In an action to foreclose a mortgage, the defendant Margarita Segui appeals from so much of an order of the Supreme Court, Kings County (Ruditzky, J.), dated March 22, 2006, as denied her motion, pursuant to CPLR 5015 (a) (1), to vacate a judgment of foreclosure and sale of the same court, entered July 12, 2004, upon her default in appearing or answering.
Helfand Helfand, New York, N.Y. (Marisa Falero of counsel), for appellant.
Rosicki, Rosicki Associates, P.C., Plainview, N.Y. (Owen M. Robinson of counsel), for respondent.
Before: Rivera, J.P., Florio, Fisher and Dillon, JJ., concur.
Ordered that the order is affirmed insofar as appealed from, with costs.

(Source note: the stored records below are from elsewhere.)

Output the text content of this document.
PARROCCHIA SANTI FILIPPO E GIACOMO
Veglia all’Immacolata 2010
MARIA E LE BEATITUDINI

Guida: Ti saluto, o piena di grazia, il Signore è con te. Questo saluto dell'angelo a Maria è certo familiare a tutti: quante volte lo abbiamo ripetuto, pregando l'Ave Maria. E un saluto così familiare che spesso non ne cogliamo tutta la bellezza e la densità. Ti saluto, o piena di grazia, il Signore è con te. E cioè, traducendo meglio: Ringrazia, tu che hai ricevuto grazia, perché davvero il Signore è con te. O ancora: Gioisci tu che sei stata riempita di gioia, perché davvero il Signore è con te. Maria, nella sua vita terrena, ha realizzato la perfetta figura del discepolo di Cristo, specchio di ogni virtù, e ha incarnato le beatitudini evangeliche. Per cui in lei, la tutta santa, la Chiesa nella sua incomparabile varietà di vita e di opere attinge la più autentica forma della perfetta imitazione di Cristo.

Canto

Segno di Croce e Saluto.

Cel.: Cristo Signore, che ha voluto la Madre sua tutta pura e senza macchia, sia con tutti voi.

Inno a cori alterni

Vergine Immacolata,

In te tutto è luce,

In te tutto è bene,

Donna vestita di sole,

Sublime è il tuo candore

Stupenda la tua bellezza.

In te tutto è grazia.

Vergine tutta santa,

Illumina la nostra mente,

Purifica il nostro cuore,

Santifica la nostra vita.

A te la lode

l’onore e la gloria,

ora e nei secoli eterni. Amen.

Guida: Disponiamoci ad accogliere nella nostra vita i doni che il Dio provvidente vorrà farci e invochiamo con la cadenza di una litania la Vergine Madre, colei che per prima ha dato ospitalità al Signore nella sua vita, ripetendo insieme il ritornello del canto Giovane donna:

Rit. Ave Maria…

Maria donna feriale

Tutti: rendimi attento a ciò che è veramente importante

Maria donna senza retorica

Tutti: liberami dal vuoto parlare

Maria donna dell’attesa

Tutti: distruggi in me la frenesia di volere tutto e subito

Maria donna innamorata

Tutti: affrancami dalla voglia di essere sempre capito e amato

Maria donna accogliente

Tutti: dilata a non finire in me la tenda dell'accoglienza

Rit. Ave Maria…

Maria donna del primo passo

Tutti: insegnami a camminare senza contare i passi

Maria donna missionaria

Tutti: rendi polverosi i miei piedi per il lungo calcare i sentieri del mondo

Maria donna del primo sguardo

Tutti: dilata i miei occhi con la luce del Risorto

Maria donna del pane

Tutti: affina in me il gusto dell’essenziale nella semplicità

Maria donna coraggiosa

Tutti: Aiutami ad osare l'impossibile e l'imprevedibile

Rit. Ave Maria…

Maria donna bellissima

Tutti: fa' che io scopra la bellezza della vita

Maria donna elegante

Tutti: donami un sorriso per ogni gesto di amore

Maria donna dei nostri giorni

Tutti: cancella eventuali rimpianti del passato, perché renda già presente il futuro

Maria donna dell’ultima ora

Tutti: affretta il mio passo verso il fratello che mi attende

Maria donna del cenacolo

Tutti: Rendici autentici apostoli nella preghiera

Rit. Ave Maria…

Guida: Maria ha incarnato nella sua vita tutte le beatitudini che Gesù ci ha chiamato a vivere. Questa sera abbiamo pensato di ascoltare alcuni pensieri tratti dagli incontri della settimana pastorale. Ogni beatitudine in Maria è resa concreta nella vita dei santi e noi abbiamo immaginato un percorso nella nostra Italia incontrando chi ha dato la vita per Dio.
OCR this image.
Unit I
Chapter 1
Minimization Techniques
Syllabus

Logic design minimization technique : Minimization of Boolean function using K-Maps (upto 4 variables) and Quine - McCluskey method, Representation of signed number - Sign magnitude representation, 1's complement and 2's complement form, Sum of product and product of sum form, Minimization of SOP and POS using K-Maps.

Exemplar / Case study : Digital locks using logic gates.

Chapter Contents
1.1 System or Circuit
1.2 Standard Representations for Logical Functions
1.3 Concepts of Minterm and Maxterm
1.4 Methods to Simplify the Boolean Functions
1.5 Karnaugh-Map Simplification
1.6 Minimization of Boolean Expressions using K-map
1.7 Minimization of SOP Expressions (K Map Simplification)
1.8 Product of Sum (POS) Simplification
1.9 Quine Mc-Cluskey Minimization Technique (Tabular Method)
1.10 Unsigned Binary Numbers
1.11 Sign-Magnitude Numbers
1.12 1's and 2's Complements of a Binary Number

Vacatur of a default judgment requires the moving defendant to establish both a reasonable excuse for the default and a meritorious defense ( see CPLR 5015 [a] [1]; Eugene Di Lorenzo, Inc. v A.C. Button Lbr. Co.), 67 NY2d 138, 141; Credit-Based Asset Servicing Securitization v Chaudry), 304 AD2d 708; Mary Immaculate Hosp. v New York Cent. Mut. Fire Ins. Co.), 296 AD2d 385, 386). The appellant failed to offer a reasonable excuse for her failure to answer or appear in the action and did not set forth the existence of a meritorious defense to foreclosure. Accordingly, the Supreme Court properly denied her motion to vacate the judgment of foreclosure and sale ( see Eugene Di Lorenzo, Inc. v A.C. Button Lbr. Co., supra; Credit-Based Asset Servicing Securitization v Chaudry, supra).